The dreams did not come at first. She floated in blissful ignorance for a while, letting the dar
kness refresh her body and soul. Then the dreams came thick and fast. Visions of people she knew and places she loved were interspersed with monsters and demons spawned by her darkest fears, but as quickly as the hideous things appeared, desperate to devour her, they were eviscerated before they could get near her. Something protected her, something just out of her sight. Every time she turned her head to see what it was, it vanished, but it was there, watching over her.

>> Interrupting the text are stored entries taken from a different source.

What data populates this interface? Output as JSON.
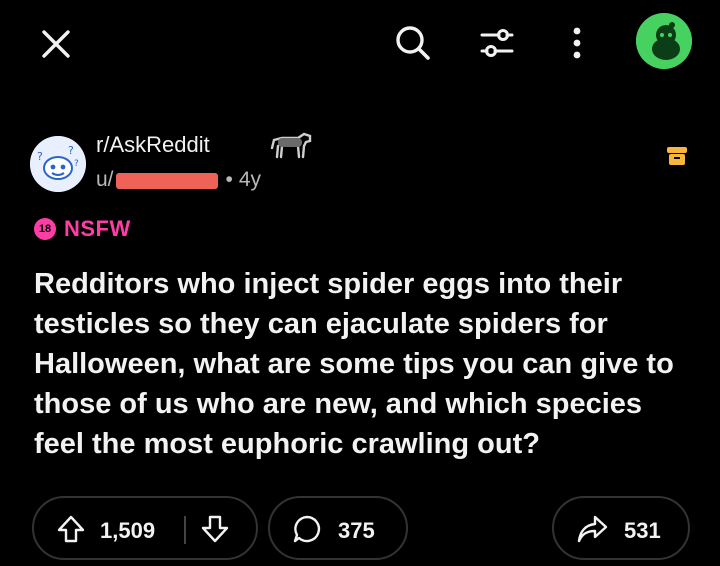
{
  "post": {
    "subreddit": "r/AskReddit",
    "author_prefix": "u/",
    "age": "4y",
    "nsfw_badge": "18",
    "nsfw_label": "NSFW",
    "title": "Redditors who inject spider eggs into their testicles so they can ejaculate spiders for Halloween, what are some tips you can give to those of us who are new, and which species feel the most euphoric crawling out?"
  },
  "actions": {
    "upvotes": "1,509",
    "comments": "375",
    "shares": "531"
  },
  "colors": {
    "background": "#000000",
    "nsfw": "#ff3ea5",
    "profile": "#46d160",
    "save_icon": "#f6b73c",
    "redaction": "#ef6257"
  },
  "icons": [
    "close-icon",
    "search-icon",
    "filter-icon",
    "more-icon",
    "profile-avatar",
    "save-icon",
    "upvote-icon",
    "downvote-icon",
    "comment-icon",
    "share-icon"
  ]
}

He had watched over Aviti all of her life. From the moment she had first lain in his arms, and drew her first screaming breath, he had been there.
‘Father,’ she said to him. She called to him again and again, not in desperation or in need, but in thanks; thanks for everything he and her mother had given her. She would have called for her mother, but she was not there. She Passed a long time ago. Her father was only here because she had trapped him.
‘Aviti,’ he said.
‘Why did you not come? In the valley, when I saw Cairn and Mother, why were you not there?’
‘You know,’ he said. ‘I was there for I am always with you.’
‘Yes,’ she said, both aloud and in the silence of her heart, but he did not appear.
‘Father, I love you.’
There was no reply, but she could feel his smile. She could picture every line of his face. She had feared that she had forgotten him, that all the little things that defined the edges of her memory of him had gone.
The dreams continued for a time after that, but they passed Aviti by. It was as though she were a spectator to the reflections of her psyche. Nothing attempted to assail her now. All of her dreams were pleasant, but bland. She just drifted along until everything vanished and the chains appeared.
The chains were simple, rusted links of iron. They had one central chain with two branch-chains attached: one at the bottom and one half-way up. At the bottom of the chains were fetters, at the middle, cuffs for hands and at the top was a hinged monstrosity that gaped at her.
She flinched away from them, but as she did, they rose to examine her. Its mouth clanged open and shut as it approached. She called to her father, but there was no answer. Held immobile by the compulsion of her dream, the cold iron clamped around her ankles and hands and finally around her neck.